Pursuing a Joint MBA Degree
Some students choose to pursue a joint MBA degree -- a degree that allows you earn your master's in business administration as well as a graduate degree in another field, commonly healthcare, law, or medicine. There are both advantages and disadvantages to pursuing a joint MBA degree. According to MBA Map:
- Specialized knowledge: The main reason for pursuing a joint degree should be if the knowledge acquired from the additional degree will be useful in your chosen career. Employers will certainly question why you chose a joint degree and it is important that you can articulate how a joint degree has added to your skill set.
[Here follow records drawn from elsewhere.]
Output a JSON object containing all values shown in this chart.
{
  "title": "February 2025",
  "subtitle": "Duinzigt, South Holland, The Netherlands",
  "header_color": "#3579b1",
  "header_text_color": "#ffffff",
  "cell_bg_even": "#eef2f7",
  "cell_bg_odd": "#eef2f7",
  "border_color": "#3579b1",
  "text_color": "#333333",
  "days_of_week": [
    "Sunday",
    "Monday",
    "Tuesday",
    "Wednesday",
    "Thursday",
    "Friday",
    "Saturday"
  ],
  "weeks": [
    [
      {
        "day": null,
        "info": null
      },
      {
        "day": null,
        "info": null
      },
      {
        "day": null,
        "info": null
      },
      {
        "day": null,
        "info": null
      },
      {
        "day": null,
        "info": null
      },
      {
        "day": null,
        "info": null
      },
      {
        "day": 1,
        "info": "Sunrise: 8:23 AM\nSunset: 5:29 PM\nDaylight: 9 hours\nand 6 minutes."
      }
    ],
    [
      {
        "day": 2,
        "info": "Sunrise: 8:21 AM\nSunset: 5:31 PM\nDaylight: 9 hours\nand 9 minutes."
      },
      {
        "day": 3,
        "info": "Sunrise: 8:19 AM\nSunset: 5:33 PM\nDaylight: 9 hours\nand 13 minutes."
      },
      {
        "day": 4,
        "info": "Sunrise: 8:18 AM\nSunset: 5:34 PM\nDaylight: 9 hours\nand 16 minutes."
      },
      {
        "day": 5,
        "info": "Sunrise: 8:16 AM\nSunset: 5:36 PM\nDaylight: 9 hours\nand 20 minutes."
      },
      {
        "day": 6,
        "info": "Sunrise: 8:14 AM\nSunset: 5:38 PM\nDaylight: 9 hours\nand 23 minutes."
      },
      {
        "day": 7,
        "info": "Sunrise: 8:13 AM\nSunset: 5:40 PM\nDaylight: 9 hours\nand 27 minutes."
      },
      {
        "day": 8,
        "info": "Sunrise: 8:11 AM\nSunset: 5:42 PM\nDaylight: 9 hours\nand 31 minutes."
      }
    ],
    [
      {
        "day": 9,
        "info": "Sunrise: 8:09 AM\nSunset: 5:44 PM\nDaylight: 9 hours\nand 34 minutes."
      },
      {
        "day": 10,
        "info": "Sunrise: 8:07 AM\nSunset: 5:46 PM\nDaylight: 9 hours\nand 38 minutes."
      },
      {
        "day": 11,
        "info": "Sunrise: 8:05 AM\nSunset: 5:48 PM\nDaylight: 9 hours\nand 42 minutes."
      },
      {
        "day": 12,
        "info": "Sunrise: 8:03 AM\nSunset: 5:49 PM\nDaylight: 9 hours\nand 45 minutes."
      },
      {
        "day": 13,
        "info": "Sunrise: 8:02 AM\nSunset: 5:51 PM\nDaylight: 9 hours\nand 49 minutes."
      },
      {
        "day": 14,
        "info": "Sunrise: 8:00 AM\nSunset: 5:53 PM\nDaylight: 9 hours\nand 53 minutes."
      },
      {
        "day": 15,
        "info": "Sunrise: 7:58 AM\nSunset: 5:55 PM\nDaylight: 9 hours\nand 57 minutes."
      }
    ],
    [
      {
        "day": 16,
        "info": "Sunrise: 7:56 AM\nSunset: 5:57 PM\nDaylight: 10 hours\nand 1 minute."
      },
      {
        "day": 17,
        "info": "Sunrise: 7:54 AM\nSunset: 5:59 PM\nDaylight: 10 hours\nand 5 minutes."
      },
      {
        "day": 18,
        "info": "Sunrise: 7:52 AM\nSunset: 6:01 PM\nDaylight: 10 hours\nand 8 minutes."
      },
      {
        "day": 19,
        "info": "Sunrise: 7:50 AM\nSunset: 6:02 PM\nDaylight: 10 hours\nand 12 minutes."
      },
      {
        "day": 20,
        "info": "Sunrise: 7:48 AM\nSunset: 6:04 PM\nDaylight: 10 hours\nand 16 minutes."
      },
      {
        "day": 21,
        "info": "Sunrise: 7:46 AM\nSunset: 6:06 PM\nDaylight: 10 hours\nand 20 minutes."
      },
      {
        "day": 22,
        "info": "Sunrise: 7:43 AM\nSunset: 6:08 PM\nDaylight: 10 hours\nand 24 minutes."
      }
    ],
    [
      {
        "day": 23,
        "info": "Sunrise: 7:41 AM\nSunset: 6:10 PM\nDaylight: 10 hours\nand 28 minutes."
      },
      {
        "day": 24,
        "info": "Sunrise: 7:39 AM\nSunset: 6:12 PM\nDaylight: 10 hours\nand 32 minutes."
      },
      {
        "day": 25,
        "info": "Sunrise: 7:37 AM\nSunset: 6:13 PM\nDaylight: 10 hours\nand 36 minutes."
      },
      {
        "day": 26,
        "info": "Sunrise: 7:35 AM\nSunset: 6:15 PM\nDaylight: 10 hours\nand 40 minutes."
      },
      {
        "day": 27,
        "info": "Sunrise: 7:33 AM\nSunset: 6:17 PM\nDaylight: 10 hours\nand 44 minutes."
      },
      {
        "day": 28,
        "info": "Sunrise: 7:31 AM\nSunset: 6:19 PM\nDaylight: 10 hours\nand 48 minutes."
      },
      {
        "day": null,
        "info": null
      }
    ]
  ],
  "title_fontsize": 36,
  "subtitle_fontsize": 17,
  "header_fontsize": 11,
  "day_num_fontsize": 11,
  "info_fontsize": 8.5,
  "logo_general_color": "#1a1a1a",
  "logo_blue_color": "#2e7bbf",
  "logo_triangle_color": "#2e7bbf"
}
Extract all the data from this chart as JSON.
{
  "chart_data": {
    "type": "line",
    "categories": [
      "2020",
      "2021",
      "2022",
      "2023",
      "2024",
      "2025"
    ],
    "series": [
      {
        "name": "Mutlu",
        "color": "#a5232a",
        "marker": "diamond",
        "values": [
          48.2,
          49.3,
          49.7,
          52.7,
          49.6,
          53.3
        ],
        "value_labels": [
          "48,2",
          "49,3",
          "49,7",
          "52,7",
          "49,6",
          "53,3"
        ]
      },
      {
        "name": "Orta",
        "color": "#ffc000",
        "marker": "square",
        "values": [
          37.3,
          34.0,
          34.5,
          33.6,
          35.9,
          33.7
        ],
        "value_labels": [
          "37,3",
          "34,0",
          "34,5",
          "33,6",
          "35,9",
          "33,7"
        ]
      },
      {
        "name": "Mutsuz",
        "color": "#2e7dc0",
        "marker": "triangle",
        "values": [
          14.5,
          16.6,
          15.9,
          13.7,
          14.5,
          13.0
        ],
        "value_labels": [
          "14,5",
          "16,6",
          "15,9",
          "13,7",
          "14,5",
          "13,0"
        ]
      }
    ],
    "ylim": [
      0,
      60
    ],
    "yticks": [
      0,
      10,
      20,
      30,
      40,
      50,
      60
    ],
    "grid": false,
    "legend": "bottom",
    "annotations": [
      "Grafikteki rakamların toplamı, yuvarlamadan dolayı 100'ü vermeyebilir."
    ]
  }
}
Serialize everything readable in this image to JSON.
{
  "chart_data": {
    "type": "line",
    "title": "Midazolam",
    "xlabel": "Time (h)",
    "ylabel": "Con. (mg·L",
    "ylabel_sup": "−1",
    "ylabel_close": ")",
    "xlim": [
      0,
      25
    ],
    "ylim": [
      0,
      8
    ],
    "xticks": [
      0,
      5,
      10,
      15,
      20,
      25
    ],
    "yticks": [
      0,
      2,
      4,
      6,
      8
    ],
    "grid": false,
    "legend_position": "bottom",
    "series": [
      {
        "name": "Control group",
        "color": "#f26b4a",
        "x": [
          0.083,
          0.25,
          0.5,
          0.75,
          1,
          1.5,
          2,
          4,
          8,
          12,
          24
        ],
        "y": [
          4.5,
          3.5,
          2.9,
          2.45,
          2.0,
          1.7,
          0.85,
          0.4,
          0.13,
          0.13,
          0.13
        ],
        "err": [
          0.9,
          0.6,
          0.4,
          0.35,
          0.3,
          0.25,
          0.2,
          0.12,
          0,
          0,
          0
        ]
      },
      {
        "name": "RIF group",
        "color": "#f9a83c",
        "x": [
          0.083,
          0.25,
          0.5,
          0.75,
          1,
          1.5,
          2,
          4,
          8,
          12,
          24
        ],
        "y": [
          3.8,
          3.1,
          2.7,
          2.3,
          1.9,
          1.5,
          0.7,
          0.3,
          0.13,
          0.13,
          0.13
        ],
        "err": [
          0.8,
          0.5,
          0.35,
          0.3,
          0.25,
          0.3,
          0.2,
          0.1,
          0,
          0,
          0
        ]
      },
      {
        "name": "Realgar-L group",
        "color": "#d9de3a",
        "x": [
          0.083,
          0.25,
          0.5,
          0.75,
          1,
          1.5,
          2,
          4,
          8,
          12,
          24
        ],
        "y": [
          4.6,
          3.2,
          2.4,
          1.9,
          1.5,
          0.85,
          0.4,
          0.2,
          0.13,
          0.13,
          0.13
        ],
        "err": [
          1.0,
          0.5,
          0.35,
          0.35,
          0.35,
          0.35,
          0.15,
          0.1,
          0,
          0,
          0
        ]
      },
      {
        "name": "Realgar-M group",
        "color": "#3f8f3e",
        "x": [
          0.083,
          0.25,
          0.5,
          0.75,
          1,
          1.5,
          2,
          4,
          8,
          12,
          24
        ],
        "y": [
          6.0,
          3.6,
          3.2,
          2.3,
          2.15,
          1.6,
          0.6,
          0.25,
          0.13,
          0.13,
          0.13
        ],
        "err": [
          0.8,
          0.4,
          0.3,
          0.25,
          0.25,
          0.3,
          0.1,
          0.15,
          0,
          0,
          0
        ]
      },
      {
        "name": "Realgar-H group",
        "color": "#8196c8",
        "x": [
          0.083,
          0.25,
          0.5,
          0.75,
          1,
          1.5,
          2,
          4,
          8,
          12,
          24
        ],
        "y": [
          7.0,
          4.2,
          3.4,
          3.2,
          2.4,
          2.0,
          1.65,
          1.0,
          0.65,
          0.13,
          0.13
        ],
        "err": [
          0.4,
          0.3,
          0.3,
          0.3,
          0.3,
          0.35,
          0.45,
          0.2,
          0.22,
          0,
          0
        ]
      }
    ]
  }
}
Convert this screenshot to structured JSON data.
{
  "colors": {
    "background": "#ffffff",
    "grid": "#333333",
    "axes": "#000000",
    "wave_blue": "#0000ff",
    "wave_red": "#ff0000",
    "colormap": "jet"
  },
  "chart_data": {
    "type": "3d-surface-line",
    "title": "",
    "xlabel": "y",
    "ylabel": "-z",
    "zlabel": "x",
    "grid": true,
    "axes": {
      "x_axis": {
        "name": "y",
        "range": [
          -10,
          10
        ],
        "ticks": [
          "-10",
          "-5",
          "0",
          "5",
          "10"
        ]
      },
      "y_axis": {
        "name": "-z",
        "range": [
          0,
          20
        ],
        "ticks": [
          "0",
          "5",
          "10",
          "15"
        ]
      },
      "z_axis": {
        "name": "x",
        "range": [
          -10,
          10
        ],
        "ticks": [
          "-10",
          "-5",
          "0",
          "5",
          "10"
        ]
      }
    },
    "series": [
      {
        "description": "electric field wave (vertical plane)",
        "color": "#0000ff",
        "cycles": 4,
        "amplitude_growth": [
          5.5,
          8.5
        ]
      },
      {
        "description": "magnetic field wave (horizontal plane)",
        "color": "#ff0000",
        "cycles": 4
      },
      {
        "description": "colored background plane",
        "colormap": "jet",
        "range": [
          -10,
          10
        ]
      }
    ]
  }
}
- Smaller time commitment: Joint degree programs are often a year or more shorter than if you pursued both degrees separately.
Joint Degree Disadvantages
- Compensation for the additional investment: Even though a joint degree requires extra time and money, don't count on it resulting in an increased starting salary. Many companies will treat you compensation-wise as they do other MBA candidates.
- Joint applications: A joint degree usually means applying to each program separately. Be prepared to justify to the school how you think a joint degree will be of benefit.
Other disadvantages are that a joint program takes longer to complete than a regular MBA degree program, so students will not graduate with the other members of their class. Furthermore, they will not have as many elective classes to take, so their ability to take classes outside of their specialization will be lower.